DETROIT (AP) - Fitch Ratings downgraded Ford Motor Co.'s credit rating deeper into junk status Monday, projecting that the automaker could burn through so much cash it will reach its minimum operating levels in the second half of next year.
The credit ratings agency said it reduced Ford's issuer default rating one notch to "CCC" from "B-." Both ratings are noninvestment, or junk, grade. The downgrade includes Ford's finance arm, Ford Motor Credit Co.
Fitch analyst Mark Oline said the growing impact of the credit crisis on auto sales, supply chain financial risks, the financial health of dealerships and the capital advantage of its Asian competitors are all factors in the downgrade.
"These issues are compounding the already severe stresses resulting from weakening economic conditions and the migration to fuel-efficient vehicles," Oline wrote in a note to investors. "Plummeting sales volumes will accelerate negative cash flows in the second half of 2008 and will result in deep cash drains through 2009."
Even though Ford has made progress in cutting costs, and commodity prices have eased, the automaker could reach its minimum operating cash requirements of $10 billion to $12 billion in the second half of 2009 unless it raises more capital or sells assets, Oline wrote.
Ford had $26.6 billion in cash at the end of the second quarter, and it has access to an $11.5 billion revolving line of credit, Oline wrote.
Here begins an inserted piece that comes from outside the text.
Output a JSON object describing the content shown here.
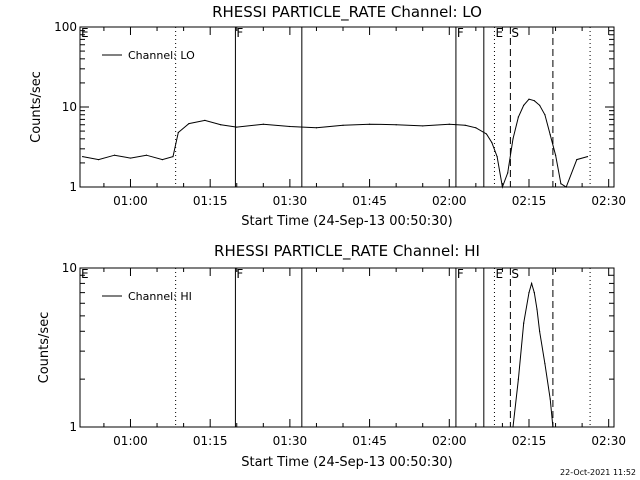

But that has been reduced by the bankruptcy of Lehman Brothers, which had committed to lend $890 million.
The automaker also has liquidity sources in the $25 billion federal loan program for the industry and possible delays in its payments to a union-administered trust fund that will take over retiree health care expenses starting in 2010, Oline wrote.
Fitch downgraded General Motors Corp. to "CCC" on Sept. 22, citing similar factors.
"Although Ford remains the best positioned among the Detroit Three in terms of liquidity, financial resources, manufacturing footprint and intermediate-term product plans, these relative attributes are being overwhelmed by industry conditions and the impact of the credit crisis," Oline wrote, adding that Fitch does not expect industry sales to bottom out until 2009.
Ford shares fell 63 cents, or 15.6 percent, to $3.42 in afternoon trading as the Dow Jones industrial average fell more than 700 points. Earlier Monday, Ford shares dropped as low as $3.32, their lowest price since Nov. 14, 1985, according to the Center for Research in Security Prices at the University of Chicago.